Developing an AI project development life cycle involves five distinct tasks. No single individual has enough skills (or time) to carry out all tasks in AI project development. Thus, teams include individuals who focus on part of the cycle. Here is a visual representation of six technical roles and how they relate to various tasks.
I What tasks does a data scientist carry out?
Data scientists carry out data engineering, modeling, and business analysis tasks as shown in Figure 1. This includes:
- data engineering subtasks such as defining data requirements, collecting, labeling, inspecting, cleaning, augmenting, and moving data.
- modeling subtasks such as training machine learning models, fitting probabilistic or statistical models, defining evaluation metrics, searching hyperparameters, and reading research papers.
- business analysis subtasks such as building data visualizations, dashboards for business intelligence, presenting technical work to clients or colleagues, translating statistics into actionable business insights, running A/B tests, and analyzing datasets.
Their skills complement those of people who deploy models and build software infrastructure.
II What skills does a data scientist need?
Data scientists demonstrate solid scientific foundations as well as business acumen (see Figure 2). Communication skills are usually required, because data scientists often interface with product managers, clients, or business leaders to provide insights for decision making. They understand business and product metrics such as conversions, click-through rates, and customer lifetime value.

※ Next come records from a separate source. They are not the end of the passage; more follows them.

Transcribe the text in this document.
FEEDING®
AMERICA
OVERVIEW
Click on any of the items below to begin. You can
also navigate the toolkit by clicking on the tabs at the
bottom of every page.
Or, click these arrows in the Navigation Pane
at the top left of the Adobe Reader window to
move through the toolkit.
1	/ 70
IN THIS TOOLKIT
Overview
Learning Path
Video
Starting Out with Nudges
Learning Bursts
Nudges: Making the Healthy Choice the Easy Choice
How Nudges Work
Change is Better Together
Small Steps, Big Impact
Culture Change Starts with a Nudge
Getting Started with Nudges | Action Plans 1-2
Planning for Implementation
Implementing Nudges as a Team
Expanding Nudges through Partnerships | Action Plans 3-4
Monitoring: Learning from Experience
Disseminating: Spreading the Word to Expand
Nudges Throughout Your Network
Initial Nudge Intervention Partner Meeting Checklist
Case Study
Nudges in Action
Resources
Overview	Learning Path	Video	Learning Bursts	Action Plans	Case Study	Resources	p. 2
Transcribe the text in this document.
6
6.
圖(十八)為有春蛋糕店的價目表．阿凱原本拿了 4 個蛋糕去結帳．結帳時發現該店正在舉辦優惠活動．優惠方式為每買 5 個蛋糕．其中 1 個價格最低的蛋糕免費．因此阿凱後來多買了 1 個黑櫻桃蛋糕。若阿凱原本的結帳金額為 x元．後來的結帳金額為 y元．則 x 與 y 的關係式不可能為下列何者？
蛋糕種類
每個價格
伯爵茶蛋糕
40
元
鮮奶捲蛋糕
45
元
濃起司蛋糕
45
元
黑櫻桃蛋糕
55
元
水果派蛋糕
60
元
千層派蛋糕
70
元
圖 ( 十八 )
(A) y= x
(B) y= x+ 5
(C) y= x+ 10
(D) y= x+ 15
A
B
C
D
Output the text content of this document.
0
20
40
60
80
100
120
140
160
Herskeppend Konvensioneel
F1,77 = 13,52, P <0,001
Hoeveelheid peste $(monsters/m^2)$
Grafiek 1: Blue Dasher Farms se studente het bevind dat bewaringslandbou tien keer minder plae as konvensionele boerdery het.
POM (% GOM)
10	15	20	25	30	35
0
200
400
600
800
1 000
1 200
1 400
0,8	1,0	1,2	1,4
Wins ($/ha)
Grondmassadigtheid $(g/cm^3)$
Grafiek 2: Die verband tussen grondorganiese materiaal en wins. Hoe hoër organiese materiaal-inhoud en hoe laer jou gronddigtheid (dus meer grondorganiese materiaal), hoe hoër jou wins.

They mostly write prototyping code, as opposed to production code written by engineers, and throw out most of the code they write.
If you’re interested in comparing your skills to other data scientists, we recommend taking the standardized machine learning, data science, mathematics, and algorithmic coding tests on Workera. If you’re a company hiring data scientists, you can administer computerized tests to AI job applicants for free using Workera Test and connect with AI practitioners using Workera Connect.
III What tools does a data scientist use?
Data scientists in different companies use different tools, but some tools stand out. The following tools grouped by task are the most frequently used tools identified in our research.
- Modeling is primarily done in Python using packages such as numpy, scikit-learn, pandas, matplotlib, TensorFlow, and PyTorch.
- Data engineering happens in Python and/or SQL or other domain-specific query languages.
- Business analysis is performed in Python, R, other domain-specific tools such as Tableau or Excel, or presentation software applications such as PowerPoint or Keynote
- Collaboration and workflow is managed with a version control system such as Git, Subversion, or Mercurial along with a command line interface (CLI) such as Unix and an integrated development environment (IDE) such as Jupyter Notebook or Sublime.
IV In what team structure does a data scientist fit?
Building an AI team requires bringing together complementary individuals who can progressively carry out the tasks of the AI project development lifecycle. AI teams focus on data engineering and modeling from the beginning, because they need to validate the feasibility of an AI project or idea. As the project becomes more mature, the team starts focusing on deployment, business analysis, and AI infrastructure.
Data scientists combine well with software engineers and software engineers-machine learning. Data scientists prototype solutions to prove a concept, while engineers make the project available to users.
Conclusion
This article aims to clarify what a data scientist is, what tasks they carry out, and what skills they need. If you’re an AI practitioner, we hope it helps you choose a career track.
Companies may refer to this role as data scientist, data analyst, machine learning engineer, research scientist, statistician, quantitative analyst, full-stack data scientist, and other titles. If you’re a hiring manager, we hope that it helps you define your job requirements.
AI organizations are constantly evolving, so this article is a work in progress. We intend to revise it as our team learns more about new roles.